Für die alte Nachhaltigkeitsstrategie galt, dass die einzelnen Ministerien, mit gewissen Ausnahmen, ihre Politik nicht mit den Zielen der Nachhaltigkeitsstrategie abstimmten. Doch wie kann verhindert werden, dass Ministerien weiter das gewohnte “Buisness as usual” praktizieren? Dazu gibt es echte Neuerungen in der Nachhaltigkeitsstrategie – wir hoffen, dass daraus dann auch die notwendigen Verbesserungen resultieren. So gibt es zukünftig in allen Ministerien sog. Ressortkoordinator_innen für nachhaltige Entwicklung und damit Verantwortliche mit personellen Ressourcen für das Thema.

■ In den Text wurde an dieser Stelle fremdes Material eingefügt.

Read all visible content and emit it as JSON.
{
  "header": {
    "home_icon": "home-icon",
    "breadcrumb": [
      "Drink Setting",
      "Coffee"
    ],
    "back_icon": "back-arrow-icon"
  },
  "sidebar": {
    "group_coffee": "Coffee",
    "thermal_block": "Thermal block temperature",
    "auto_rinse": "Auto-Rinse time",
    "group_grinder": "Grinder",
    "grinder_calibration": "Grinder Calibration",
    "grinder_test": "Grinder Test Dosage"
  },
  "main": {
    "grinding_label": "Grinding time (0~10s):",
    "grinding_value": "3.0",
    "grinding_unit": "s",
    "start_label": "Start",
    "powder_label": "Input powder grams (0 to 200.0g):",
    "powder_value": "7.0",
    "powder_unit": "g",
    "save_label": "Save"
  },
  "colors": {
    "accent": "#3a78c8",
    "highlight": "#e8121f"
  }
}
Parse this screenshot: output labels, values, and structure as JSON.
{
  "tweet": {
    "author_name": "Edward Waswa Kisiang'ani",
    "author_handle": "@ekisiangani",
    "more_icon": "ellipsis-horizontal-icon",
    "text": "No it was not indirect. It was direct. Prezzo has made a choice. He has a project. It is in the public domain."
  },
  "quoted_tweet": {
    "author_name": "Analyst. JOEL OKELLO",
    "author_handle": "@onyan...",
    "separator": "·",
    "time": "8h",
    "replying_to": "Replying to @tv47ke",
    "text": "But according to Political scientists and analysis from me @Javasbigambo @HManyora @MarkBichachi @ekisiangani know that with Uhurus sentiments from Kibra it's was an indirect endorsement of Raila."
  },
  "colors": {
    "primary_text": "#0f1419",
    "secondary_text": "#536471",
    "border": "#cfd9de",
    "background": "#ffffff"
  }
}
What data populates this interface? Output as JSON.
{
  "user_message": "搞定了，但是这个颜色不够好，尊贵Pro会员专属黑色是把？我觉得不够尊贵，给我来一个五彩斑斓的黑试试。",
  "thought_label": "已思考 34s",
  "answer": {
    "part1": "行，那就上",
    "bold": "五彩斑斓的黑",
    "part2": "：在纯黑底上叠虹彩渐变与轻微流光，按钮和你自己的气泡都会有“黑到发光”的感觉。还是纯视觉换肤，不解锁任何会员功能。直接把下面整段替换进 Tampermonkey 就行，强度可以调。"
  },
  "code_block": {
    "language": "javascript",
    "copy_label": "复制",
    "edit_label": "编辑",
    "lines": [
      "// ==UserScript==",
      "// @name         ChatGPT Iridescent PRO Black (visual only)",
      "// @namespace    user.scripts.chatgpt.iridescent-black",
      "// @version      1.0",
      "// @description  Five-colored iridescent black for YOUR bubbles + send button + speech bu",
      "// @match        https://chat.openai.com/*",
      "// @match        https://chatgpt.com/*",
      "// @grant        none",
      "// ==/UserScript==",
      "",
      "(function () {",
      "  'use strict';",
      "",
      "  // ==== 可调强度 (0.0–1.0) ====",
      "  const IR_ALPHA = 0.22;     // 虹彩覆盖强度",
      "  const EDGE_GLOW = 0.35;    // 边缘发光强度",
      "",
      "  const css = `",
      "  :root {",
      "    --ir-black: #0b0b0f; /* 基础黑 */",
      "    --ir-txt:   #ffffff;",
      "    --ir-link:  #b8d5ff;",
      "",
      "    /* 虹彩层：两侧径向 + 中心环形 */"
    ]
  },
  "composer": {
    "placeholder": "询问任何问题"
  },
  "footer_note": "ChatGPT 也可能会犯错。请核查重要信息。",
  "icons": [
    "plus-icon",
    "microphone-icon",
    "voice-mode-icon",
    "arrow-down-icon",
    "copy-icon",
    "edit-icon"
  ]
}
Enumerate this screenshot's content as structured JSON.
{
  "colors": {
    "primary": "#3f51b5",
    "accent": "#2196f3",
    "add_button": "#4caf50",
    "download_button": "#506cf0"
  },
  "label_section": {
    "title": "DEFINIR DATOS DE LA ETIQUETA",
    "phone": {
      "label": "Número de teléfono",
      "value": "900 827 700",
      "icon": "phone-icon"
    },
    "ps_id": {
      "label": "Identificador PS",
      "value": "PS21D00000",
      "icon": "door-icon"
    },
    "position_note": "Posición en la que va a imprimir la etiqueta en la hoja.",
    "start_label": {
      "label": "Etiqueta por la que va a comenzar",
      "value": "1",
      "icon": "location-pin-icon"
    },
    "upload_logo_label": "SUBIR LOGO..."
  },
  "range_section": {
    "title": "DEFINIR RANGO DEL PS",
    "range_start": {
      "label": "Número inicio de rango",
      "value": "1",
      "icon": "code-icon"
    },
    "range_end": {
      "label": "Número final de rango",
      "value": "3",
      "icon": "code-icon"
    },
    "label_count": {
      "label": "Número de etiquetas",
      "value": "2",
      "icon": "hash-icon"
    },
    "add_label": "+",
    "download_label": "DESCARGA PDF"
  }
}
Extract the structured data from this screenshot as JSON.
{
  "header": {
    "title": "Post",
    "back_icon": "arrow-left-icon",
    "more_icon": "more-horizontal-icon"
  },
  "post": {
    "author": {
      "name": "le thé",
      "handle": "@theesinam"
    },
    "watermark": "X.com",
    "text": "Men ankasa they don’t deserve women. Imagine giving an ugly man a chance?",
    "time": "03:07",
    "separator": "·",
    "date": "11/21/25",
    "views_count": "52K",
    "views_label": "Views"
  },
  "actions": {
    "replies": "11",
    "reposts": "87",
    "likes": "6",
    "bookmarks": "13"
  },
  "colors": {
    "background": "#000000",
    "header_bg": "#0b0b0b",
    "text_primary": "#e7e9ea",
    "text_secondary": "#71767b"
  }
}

Auch wird, mit Beginn der neuen Bundesregierung ab Frühjahr 2018, die sog. Dialoggruppe mit Akteuren aus Zivilgesellschaft, Wissenschaft, Gewerkschaften und Unternehmerverbänden eingerichtet, um die Sitzungen des Staatssekretärsausschusses inhaltlich mit vorzubereiten. Ein echtes Novum mit der Chance, Diskurse zu verändern. Zudem wurde bereits die Wissenschaftsplattform Nachhaltigkeit 2030 zur Begleitung der Umsetzung der SDGs etabliert. Die Neuerungen an der deutschen Nachhaltigkeitsarchitektur lassen einen doch mit mehr Optimismus nach vorne blicken.

Ein Wandercoaching für das Nachhaltigkeitsreferat des Bundeskanzleramts

Weiteren Verbesserungsbedarf gibt es allerdings auf der Ebene des neuen Forum Nachhaltigkeit. Zweieinhalbstündige Kurzstatements ohne Beantwortung von Fragen oder Debatte zwischen den Akteuren. Das war dann irgendwann doch sehr zäh – und es geht besser! Einer Bewerbung im Wandercoaching-Programm durch das Nachhaltigkeitsreferat des Kanzleramts würden wir sehr offen gegenüberstehen. Denn die Kompetenzen, das Wissen und der Enthusiasmus der vertretenen Akteure lässt sich besser in den Nachhaltigkeitsdiskurs der Bundesregierung einspeisen.